Computer Communications Spring 1998
Projects give you hands-on practice with network administration, protocols, and programming. The grading method for each project is described along with the detailed instructions for the project.
The purpose of this project is to demonstrate concurrent message processing and switching using sockets and datagrams. Your task is to write a program that forwards input datagrams to output ports. The program will have two input ports for data and a third input port for control. A diagram for the program follows.
|
|
|
|
V
+----------------------------+
| (*) |
------------> | (a) (b) | -------------->
| |
| |
------------> | (c) (d) | -------------->
| |
+----------------------------+
The three input ports in the diagram are (a), (b), and (*). Ports (a) and (b) are data ports -- data to be forwarded arrives on these two ports. Port (*) is a control port -- datagrams arriving at (*) control program behavior.
Initially, datagrams arriving at (a) are forwarded by sending the data on port (b), whereas datagrams arriving on port (c) are forwarded through port (d). Whenever the program receives a datagram on port (*), the forwarding is ``switched'' in the following sense. The first datagram received on (*) causes the program to switch its forwarding behavior: data received on (a) will now be forwarded through (d) and data received on (c) will now be forwarded through (b). This new forwarding behavior persists until another datagram arrives to (*). The second datagram received on (*) causes the data forwarding to revert back to the original (a)->(b) and (c)->(d) mapping. In general, each datagram received on (*) toggles the mapping of input data ports to output ports. The program thus functions as a kind of crossbar switch.
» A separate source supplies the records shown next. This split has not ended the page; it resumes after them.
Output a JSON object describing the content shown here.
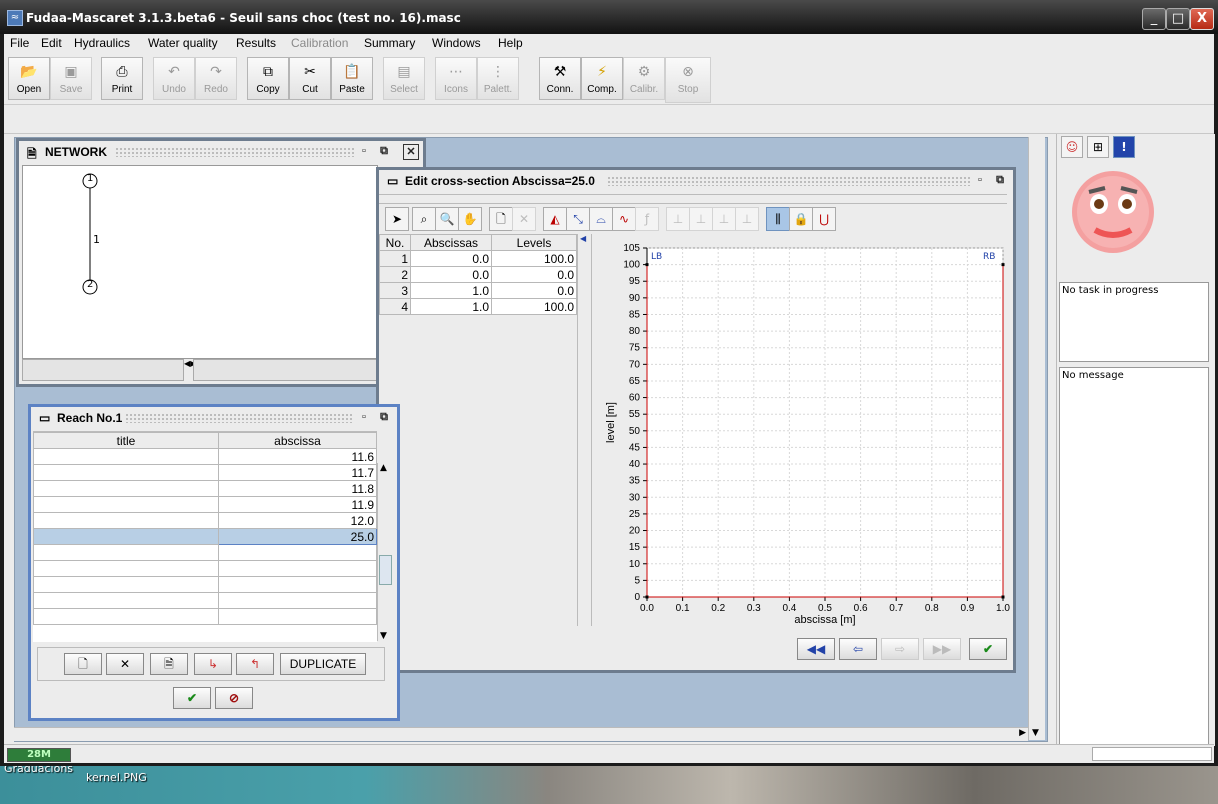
{
  "window": {
    "title": "Fudaa-Mascaret 3.1.3.beta6 - Seuil sans choc (test no. 16).masc",
    "controls": [
      "_",
      "□",
      "X"
    ]
  },
  "menu": [
    "File",
    "Edit",
    "Hydraulics",
    "Water quality",
    "Results",
    "Calibration",
    "Summary",
    "Windows",
    "Help"
  ],
  "toolbar": {
    "open": "Open",
    "save": "Save",
    "print": "Print",
    "undo": "Undo",
    "redo": "Redo",
    "copy": "Copy",
    "cut": "Cut",
    "paste": "Paste",
    "select": "Select",
    "icons": "Icons",
    "palett": "Palett.",
    "conn": "Conn.",
    "comp": "Comp.",
    "calibr": "Calibr.",
    "stop": "Stop"
  },
  "network": {
    "title": "NETWORK",
    "node1": "1",
    "node2": "2",
    "reach_label": "1"
  },
  "reach": {
    "title": "Reach No.1",
    "columns": [
      "title",
      "abscissa"
    ],
    "rows": [
      "11.6",
      "11.7",
      "11.8",
      "11.9",
      "12.0",
      "25.0"
    ],
    "duplicate": "DUPLICATE"
  },
  "crosssection": {
    "title": "Edit cross-section  Abscissa=25.0",
    "columns": [
      "No.",
      "Abscissas",
      "Levels"
    ],
    "rows": [
      {
        "no": "1",
        "abscissa": "0.0",
        "level": "100.0"
      },
      {
        "no": "2",
        "abscissa": "0.0",
        "level": "0.0"
      },
      {
        "no": "3",
        "abscissa": "1.0",
        "level": "0.0"
      },
      {
        "no": "4",
        "abscissa": "1.0",
        "level": "100.0"
      }
    ]
  },
  "chart_data": {
    "type": "line",
    "xlabel": "abscissa [m]",
    "ylabel": "level [m]",
    "xlim": [
      0.0,
      1.0
    ],
    "ylim": [
      0,
      105
    ],
    "x_ticks": [
      "0.0",
      "0.1",
      "0.2",
      "0.3",
      "0.4",
      "0.5",
      "0.6",
      "0.7",
      "0.8",
      "0.9",
      "1.0"
    ],
    "y_ticks": [
      "0",
      "5",
      "10",
      "15",
      "20",
      "25",
      "30",
      "35",
      "40",
      "45",
      "50",
      "55",
      "60",
      "65",
      "70",
      "75",
      "80",
      "85",
      "90",
      "95",
      "100",
      "105"
    ],
    "grid": true,
    "annotations": [
      "LB",
      "RB"
    ],
    "series": [
      {
        "x": [
          0.0,
          0.0,
          1.0,
          1.0
        ],
        "y": [
          100,
          0,
          0,
          100
        ],
        "color": "#cc0000"
      }
    ]
  },
  "right_panel": {
    "task": "No task in progress",
    "message": "No message"
  },
  "status": {
    "memory": "28M"
  },
  "desktop": {
    "label1": "Graduacions",
    "label2": "kernel.PNG"
  }
}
There is no fixed order of data arrival on the three input ports -- datagrams can arrive at any time on these ports. This is a problem because if a program attempts to read() or recvfrom() one of these three ports while there is no data available, then the program waits for data -- and the program can be stuck. For instance, suppose the program uses recvfrom() on the port (a) and therefore waits for data to arrive on (a). While the program is waiting, a datagram arrives on port (b), but the program will not read this data because it remains waiting on port (b)! How can we resolve this? One technique would be to use fork() and devote concurrent processes to each input port. But we use a different -- and simpler -- strategy for this project. Unix provides a system call to determine whether or not your program would wait on a port before your program attempts to read() or recvfrom(). This system call is the select() call, documented by the man select man pages.
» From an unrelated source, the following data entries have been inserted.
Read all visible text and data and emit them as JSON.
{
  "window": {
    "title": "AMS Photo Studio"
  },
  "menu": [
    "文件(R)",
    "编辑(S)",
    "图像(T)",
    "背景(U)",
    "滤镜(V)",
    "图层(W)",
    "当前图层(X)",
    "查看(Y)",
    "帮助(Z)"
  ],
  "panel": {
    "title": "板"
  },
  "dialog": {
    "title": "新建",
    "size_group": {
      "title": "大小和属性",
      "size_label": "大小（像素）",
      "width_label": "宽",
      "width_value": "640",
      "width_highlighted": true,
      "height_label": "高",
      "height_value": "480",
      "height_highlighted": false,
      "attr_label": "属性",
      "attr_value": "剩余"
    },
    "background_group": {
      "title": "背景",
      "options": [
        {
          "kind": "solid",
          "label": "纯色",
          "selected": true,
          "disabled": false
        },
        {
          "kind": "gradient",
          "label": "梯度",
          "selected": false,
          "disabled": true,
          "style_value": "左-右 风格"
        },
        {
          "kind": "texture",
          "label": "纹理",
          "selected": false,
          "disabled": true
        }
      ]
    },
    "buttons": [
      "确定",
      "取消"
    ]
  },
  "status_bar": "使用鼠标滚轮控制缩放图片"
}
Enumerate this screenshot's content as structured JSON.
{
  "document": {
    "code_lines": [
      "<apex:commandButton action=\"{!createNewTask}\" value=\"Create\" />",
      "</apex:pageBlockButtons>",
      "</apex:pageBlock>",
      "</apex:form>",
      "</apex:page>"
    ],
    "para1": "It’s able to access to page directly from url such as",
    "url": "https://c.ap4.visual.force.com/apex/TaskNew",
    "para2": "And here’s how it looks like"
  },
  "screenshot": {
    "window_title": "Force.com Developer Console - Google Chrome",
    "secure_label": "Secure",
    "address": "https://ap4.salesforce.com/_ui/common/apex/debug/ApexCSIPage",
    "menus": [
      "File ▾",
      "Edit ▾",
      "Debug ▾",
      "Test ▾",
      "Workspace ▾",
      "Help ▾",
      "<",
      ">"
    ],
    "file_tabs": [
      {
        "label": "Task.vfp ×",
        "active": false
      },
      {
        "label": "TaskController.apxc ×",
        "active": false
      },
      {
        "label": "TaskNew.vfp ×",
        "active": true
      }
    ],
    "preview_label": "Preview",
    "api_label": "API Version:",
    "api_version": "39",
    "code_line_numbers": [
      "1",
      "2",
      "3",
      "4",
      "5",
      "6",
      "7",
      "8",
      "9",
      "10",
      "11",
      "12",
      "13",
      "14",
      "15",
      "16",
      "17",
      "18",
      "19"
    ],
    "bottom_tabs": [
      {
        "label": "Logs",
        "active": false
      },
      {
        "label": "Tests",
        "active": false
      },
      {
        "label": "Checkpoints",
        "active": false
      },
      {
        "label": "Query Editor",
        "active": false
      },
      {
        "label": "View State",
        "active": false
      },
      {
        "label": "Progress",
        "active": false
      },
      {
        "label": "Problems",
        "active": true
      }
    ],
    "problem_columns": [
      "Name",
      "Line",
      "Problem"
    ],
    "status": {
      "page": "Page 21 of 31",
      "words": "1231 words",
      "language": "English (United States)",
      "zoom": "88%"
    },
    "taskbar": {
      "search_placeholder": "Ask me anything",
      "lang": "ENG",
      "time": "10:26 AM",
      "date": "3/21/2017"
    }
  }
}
The unix documentation for select() is not very thorough or helpful to get started programming, so it is best to see an example. The udpserv3.c program shows a version of the UDP server used in earlier homeworks and projects, but expanded to have five input ports. This program will wait simultaneously on these five input ports and only read from one of them when data is available. Therefore the program does not get ``stuck'' as in the example above. You should use the same select() technique (with FD_SET, FD_ZERO, and FD_ISSET) in your code for the project.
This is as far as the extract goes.